11.2. Flow of information when a host in an AD child domain requests services from an IdM server

The following diagram explains the flow of information when an Active Directory (AD) host in a child domain requests a service in the Identity Management (IdM) domain. In this scenario, the AD client contacts the Kerberos Distribution Center (KDC) in the child domain, then contacts the KDC in the AD forest root, and finally contacts the IdM KDC to request access to the IdM service.

If you have trouble accessing IdM services from AD clients, and your AD client belongs to a domain that is a child domain of an AD forest root, you can use this information to narrow your troubleshooting efforts and identify the source of the issue.

diagram showing how an AD client in a chile domain communicates with multiple layers of AD Domain Controllers and an IdM server

  1. The AD client contacts the AD Kerberos Distribution Center (KDC) in its own domain to perform a TGS Request for the service in the IdM domain.
  2. The AD KDC in child.ad.example.com, the child domain, recognizes that the service belongs to the trusted IdM domain.
  3. The AD KDC in the child domain sends the client a referral ticket for the AD forest root domain ad.example.com.
  4. The AD client contacts the KDC in the AD forest root domain for the service in the IdM domain.
  5. The KDC in the forest root domain recognizes that the service belongs to the trusted IdM domain.
  6. The AD KDC sends the client a cross-realm ticket-granting ticket (TGT), along with a referral to the trusted IdM KDC.
  7. The AD client uses the cross-realm TGT to request a ticket to the IdM KDC.
  8. The IdM KDC validates the Privileged Attribute Certificate (MS-PAC) that is transmitted with the cross-realm TGT.
  9. The IPA-KDB plugin might check the LDAP directory to see if foreign principals are allowed to get tickets for the requested service.
  10. The IPA-KDB plugin decodes the MS-PAC, verifies, and filters the data.
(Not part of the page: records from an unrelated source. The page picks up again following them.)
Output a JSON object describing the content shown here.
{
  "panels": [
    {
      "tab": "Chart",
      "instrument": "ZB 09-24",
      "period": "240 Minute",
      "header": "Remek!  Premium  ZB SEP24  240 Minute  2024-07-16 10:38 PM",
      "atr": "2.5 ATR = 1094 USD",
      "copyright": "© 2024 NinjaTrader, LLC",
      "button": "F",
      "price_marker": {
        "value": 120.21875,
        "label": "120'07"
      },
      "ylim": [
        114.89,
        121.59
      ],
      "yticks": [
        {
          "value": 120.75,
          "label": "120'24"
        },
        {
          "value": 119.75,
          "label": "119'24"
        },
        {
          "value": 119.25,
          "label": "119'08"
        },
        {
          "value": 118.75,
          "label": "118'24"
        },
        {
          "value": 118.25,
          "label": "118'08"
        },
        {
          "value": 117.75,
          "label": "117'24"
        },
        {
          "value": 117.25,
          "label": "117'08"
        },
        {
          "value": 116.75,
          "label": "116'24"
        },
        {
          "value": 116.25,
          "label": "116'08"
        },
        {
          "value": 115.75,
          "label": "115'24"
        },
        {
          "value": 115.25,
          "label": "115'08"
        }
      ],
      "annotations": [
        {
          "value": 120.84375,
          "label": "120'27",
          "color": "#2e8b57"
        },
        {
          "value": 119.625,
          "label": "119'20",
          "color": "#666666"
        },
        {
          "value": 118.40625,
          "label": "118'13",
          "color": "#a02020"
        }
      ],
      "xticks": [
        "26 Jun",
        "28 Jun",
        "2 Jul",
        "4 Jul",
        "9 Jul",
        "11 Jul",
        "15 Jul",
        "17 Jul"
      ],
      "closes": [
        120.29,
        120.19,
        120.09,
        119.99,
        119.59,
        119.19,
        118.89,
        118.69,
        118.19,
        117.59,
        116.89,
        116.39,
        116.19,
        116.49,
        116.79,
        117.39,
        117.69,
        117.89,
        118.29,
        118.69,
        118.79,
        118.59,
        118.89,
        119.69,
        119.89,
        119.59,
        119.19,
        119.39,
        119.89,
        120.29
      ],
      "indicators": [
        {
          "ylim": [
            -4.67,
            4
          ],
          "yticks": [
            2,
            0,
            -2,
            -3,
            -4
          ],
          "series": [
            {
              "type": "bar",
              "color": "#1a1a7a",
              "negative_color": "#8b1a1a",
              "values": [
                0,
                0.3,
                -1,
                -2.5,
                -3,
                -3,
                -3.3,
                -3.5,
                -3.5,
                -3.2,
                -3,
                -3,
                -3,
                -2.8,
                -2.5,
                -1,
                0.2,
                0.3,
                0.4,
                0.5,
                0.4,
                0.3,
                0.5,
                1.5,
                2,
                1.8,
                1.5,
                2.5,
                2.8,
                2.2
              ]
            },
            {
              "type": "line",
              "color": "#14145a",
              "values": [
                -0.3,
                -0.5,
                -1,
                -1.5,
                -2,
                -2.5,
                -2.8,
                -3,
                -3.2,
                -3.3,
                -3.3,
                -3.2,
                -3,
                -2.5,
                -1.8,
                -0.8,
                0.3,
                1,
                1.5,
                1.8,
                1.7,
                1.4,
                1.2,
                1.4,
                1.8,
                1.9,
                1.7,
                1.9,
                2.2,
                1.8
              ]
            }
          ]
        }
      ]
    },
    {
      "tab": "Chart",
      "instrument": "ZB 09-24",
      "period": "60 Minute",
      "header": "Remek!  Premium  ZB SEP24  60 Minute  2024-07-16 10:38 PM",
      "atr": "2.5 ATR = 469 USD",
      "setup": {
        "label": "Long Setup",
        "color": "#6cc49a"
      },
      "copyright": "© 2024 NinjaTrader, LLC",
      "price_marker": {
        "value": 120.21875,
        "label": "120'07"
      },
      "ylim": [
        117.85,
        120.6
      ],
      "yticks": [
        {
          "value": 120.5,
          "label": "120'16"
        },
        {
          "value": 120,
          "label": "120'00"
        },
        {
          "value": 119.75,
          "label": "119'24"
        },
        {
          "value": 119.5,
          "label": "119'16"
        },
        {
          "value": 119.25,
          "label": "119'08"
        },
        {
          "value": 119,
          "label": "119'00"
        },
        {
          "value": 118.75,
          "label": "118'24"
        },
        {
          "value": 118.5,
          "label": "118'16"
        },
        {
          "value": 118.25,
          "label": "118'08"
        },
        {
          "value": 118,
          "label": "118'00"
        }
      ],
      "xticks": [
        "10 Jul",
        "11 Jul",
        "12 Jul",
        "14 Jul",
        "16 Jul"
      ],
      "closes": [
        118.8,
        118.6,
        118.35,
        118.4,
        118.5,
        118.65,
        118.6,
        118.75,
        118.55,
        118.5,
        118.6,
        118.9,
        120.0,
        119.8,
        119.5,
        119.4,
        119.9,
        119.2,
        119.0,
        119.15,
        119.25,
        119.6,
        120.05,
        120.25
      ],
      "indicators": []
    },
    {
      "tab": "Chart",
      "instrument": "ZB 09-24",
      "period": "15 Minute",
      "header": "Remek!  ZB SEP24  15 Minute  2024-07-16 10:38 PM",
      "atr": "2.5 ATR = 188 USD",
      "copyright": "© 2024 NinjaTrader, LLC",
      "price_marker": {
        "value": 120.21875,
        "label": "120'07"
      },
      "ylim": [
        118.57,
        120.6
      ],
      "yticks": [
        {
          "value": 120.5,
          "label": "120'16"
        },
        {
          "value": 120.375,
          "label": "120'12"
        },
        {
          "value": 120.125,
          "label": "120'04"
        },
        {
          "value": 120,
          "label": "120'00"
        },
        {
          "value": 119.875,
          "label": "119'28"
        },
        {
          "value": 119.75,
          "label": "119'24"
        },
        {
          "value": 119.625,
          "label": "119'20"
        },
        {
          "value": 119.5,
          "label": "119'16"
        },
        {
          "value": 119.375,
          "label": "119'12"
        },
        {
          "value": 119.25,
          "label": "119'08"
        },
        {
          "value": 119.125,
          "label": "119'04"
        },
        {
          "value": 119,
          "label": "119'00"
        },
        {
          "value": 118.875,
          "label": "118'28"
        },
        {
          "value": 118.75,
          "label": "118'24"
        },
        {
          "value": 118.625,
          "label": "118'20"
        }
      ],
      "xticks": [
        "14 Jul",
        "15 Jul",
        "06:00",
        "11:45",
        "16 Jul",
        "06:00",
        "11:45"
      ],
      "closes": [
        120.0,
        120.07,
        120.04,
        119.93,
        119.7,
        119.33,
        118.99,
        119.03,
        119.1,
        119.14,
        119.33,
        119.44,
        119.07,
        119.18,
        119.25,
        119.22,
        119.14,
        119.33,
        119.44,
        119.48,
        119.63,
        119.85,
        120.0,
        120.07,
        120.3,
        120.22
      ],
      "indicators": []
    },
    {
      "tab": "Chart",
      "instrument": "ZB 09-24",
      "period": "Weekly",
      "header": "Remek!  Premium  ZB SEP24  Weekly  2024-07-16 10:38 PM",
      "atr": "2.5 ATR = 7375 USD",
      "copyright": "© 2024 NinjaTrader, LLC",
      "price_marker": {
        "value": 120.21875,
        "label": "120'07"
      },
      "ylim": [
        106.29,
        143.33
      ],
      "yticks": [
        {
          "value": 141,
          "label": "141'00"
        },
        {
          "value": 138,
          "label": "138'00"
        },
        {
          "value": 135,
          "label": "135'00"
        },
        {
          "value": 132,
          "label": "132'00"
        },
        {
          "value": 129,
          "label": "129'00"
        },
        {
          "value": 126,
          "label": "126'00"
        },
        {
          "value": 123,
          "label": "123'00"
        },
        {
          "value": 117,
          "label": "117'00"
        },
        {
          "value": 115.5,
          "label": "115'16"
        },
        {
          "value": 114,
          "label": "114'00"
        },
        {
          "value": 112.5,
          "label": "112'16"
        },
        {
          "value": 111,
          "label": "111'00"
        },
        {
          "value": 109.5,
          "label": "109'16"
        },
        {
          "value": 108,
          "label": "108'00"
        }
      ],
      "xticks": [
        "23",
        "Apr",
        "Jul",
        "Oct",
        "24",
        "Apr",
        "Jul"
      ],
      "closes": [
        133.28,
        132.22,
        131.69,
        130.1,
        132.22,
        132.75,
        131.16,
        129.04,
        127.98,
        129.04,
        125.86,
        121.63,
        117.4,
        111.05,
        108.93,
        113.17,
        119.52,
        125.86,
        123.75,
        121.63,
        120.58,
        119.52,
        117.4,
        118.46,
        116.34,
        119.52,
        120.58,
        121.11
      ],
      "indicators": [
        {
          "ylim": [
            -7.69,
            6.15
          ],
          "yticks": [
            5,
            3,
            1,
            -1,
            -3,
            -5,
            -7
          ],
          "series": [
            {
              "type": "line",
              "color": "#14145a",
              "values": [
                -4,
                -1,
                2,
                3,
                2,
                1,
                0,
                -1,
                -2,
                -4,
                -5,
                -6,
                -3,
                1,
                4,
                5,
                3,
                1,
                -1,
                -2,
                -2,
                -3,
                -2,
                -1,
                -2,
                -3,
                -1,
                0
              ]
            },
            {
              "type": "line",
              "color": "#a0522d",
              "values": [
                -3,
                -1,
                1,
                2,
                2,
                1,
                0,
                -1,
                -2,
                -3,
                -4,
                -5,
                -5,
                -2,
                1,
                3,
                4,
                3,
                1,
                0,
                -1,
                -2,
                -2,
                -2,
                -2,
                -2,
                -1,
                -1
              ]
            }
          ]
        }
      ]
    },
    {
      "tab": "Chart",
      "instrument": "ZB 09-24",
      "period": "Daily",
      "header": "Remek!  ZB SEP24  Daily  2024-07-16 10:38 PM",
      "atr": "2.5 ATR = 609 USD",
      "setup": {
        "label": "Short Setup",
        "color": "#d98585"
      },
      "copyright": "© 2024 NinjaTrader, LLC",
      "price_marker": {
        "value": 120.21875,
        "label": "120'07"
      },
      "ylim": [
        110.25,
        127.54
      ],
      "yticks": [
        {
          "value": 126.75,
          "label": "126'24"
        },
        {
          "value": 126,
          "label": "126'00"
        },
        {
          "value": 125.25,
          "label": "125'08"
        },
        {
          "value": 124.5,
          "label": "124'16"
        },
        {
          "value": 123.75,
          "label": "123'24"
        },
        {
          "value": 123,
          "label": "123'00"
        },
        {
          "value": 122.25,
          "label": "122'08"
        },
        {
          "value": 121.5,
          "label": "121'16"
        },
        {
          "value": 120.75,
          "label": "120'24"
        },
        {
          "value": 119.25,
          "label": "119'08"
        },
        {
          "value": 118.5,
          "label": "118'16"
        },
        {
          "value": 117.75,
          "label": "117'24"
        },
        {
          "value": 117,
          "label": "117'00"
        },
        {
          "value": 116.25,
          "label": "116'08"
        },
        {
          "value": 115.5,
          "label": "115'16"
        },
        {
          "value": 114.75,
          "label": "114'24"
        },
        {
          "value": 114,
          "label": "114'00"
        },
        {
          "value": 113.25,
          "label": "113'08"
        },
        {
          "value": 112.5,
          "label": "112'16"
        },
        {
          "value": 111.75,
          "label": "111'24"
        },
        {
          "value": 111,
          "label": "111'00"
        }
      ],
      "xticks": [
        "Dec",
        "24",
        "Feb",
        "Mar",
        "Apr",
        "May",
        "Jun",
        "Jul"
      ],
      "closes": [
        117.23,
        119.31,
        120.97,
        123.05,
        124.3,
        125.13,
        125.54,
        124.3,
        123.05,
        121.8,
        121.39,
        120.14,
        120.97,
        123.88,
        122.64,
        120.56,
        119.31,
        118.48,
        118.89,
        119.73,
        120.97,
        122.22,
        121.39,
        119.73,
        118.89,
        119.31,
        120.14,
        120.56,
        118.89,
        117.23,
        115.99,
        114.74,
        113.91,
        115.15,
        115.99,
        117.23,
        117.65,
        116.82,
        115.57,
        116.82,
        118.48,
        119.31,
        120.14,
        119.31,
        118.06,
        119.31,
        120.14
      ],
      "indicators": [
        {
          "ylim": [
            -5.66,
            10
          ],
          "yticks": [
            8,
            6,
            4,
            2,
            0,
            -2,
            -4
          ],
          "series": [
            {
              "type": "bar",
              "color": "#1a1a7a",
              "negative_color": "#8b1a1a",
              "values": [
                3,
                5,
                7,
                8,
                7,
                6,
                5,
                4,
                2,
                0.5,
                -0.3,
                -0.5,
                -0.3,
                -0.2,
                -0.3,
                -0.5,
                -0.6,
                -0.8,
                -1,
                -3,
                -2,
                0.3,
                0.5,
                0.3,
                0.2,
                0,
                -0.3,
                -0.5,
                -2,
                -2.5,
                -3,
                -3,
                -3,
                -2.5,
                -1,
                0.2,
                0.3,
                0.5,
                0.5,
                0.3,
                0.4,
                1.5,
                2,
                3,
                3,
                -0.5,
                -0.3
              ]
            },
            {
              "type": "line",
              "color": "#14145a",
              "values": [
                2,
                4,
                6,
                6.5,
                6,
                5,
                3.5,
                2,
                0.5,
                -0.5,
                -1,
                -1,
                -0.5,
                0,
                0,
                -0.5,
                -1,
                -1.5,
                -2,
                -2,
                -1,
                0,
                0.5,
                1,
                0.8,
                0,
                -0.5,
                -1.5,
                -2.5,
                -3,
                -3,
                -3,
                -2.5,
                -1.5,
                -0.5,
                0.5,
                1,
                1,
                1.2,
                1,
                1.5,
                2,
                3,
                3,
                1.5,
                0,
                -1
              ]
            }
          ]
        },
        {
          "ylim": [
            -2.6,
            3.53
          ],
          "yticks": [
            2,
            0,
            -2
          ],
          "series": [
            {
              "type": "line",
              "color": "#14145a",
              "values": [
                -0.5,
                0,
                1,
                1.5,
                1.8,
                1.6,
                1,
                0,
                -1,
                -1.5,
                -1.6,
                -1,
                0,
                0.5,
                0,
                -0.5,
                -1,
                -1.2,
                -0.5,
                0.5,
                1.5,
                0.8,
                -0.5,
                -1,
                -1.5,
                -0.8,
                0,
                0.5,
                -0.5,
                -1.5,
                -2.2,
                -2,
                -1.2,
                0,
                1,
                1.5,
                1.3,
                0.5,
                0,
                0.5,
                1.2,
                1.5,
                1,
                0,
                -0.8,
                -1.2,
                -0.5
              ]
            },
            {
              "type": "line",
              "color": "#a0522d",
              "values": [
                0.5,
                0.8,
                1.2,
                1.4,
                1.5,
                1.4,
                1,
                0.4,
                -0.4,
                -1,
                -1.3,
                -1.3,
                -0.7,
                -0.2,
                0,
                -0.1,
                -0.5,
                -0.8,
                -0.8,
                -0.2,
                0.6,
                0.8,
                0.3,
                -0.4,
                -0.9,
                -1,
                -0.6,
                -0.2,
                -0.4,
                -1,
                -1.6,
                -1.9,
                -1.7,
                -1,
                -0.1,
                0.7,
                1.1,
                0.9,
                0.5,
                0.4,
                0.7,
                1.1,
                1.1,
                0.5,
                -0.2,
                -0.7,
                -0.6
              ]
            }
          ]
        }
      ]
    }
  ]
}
It performs lookups in the LDAP server to check if it needs to augment the MS-PAC with additional information, such as local groups.
  11. The IPA-KDB plugin then encodes the PAC, signs it, attaches it to the service ticket, and sends it to the AD client.
  12. The AD client can now contact the IdM service using the service ticket issued by IdM KDC.

11.3. Flow of information when an IdM client requests services from an AD server

The following diagram explains the flow of information when an Identity Management (IdM) client requests a service in the Active Directory (AD) domain when you have configured a two-way trust between IdM and AD.

If you have trouble accessing AD services from IdM clients, you can use this information to narrow your troubleshooting efforts and identify the source of the issue.

Note

By default, IdM establishes a one-way trust to AD, which means it is not possible to issue cross-realm ticket-granting ticket (TGT) for resources in an AD forest. To be able to request tickets to services from trusted AD domains, configure a two-way trust.

diagram showing how an IdM client communicates with an IdM server and an AD Domain Controller

  1. The IdM client requests a ticket-granting ticket (TGT) from the IdM Kerberos Distribution Center (KDC) for the AD service it wants to contact.
  2. The IdM KDC recognizes that the service belongs to the AD realm, verifies that the realm is known and trusted, and that the client is allowed to request services from that realm.
  3. Using information from the IdM Directory Server about the user principal, the IdM KDC creates a cross-realm TGT with a Privileged Attribute Certificate (MS-PAC) record about the user principal.
  4. The IdM KDC sends back a cross-realm TGT to the IdM client.
  5. The IdM client contacts the AD KDC to request a ticket for the AD service, presenting the cross-realm TGT that contains the MS-PAC provided by the IdM KDC.
  6. The AD server validates and filters the PAC, and returns a ticket for the AD service.
  7. The IPA client can now contact the AD service.